Quite a few of these implicate major additions to the type system (which I would like to see!), rather than just minor niceties. (You’re quite likely aware of many of these, but for everyone else reading.)
This needs something like unmoveable types or existential lifetimes (as @Ericson2314 also commented). I haven’t begun to think about what the latter would mean.
This needs (ideally) a safe Transmute trait, which has been proposed several times before, under different names (originally Coercible, also Cast, …). Also type-level constants, like the next one, for the ; 3 part.
This would need something like the ability to parameterize generics over type-level constants, which has also been proposed a few times before. This (along with the functionality around const fn) needs a lot of care and hard thinking to really get it “right”, rather than just doing it the “obvious” way and getting a lot of duplication and verbosity, like C++ does.

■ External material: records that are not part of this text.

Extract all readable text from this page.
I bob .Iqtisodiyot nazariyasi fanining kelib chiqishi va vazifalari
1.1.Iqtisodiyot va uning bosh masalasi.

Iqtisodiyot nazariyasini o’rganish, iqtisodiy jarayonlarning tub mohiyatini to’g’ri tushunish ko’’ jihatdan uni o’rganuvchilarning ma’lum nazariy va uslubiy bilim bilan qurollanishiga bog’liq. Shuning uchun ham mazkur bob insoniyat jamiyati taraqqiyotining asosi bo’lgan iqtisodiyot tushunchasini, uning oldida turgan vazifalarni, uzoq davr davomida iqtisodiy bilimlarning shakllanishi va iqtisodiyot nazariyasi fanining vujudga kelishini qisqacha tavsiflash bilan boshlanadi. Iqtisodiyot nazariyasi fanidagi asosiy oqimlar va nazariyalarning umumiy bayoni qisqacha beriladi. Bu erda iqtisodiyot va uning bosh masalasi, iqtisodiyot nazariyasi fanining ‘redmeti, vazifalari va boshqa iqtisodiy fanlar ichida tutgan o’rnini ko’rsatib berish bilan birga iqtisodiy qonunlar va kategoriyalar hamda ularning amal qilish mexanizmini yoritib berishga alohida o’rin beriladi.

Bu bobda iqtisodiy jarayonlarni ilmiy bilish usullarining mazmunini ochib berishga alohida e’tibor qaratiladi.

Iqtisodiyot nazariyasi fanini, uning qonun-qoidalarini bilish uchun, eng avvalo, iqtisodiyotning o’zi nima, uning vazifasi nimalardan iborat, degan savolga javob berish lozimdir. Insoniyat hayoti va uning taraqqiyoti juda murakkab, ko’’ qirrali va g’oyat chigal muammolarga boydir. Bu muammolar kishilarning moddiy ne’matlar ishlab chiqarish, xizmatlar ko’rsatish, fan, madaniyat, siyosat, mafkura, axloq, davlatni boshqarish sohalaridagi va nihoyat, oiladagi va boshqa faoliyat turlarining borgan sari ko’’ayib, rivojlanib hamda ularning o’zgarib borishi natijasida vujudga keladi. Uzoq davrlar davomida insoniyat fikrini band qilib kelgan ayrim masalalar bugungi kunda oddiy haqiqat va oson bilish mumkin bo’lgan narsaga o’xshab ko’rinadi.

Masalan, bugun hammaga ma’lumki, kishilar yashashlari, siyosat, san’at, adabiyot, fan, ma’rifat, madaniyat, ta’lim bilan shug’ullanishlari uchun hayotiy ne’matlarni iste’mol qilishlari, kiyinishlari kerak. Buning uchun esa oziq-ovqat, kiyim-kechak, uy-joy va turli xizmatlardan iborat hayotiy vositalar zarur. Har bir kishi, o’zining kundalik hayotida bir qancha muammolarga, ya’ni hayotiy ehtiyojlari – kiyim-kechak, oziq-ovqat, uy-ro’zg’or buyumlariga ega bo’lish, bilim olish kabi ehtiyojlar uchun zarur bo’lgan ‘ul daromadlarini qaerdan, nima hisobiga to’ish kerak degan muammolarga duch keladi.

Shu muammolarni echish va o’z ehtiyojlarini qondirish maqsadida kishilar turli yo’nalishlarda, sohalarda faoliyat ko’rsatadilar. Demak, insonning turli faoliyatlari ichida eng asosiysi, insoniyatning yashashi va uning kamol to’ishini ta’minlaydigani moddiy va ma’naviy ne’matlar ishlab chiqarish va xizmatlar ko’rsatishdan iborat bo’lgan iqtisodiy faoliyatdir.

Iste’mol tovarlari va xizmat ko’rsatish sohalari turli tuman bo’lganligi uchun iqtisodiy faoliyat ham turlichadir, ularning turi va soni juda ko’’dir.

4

I’m actually not sure what features these would need… part of me thinks this kind of thing would’ve been easier if we had gone down the “SST” road rather than “DST5” (see the Thoughts on DST series of posts), though I’m not really certain.
These have been proposed as &out or &uninit references, and are probably my favorite pet proposed feature. The interesting thing about them is that they need to be truly linear, rather than affine (like all existing Rust types), which puts them into tension with panics and unwinding.
You could write this as a fold: [1, 2, 3, 4, 5, 6, 7, 8, 9, 10, 11, 12, 13, 14, 15].iter().fold(0, |a, b| max(a, *b)), though I’m not sure what the threshold is where it starts being a win. (Almost surely by 15.)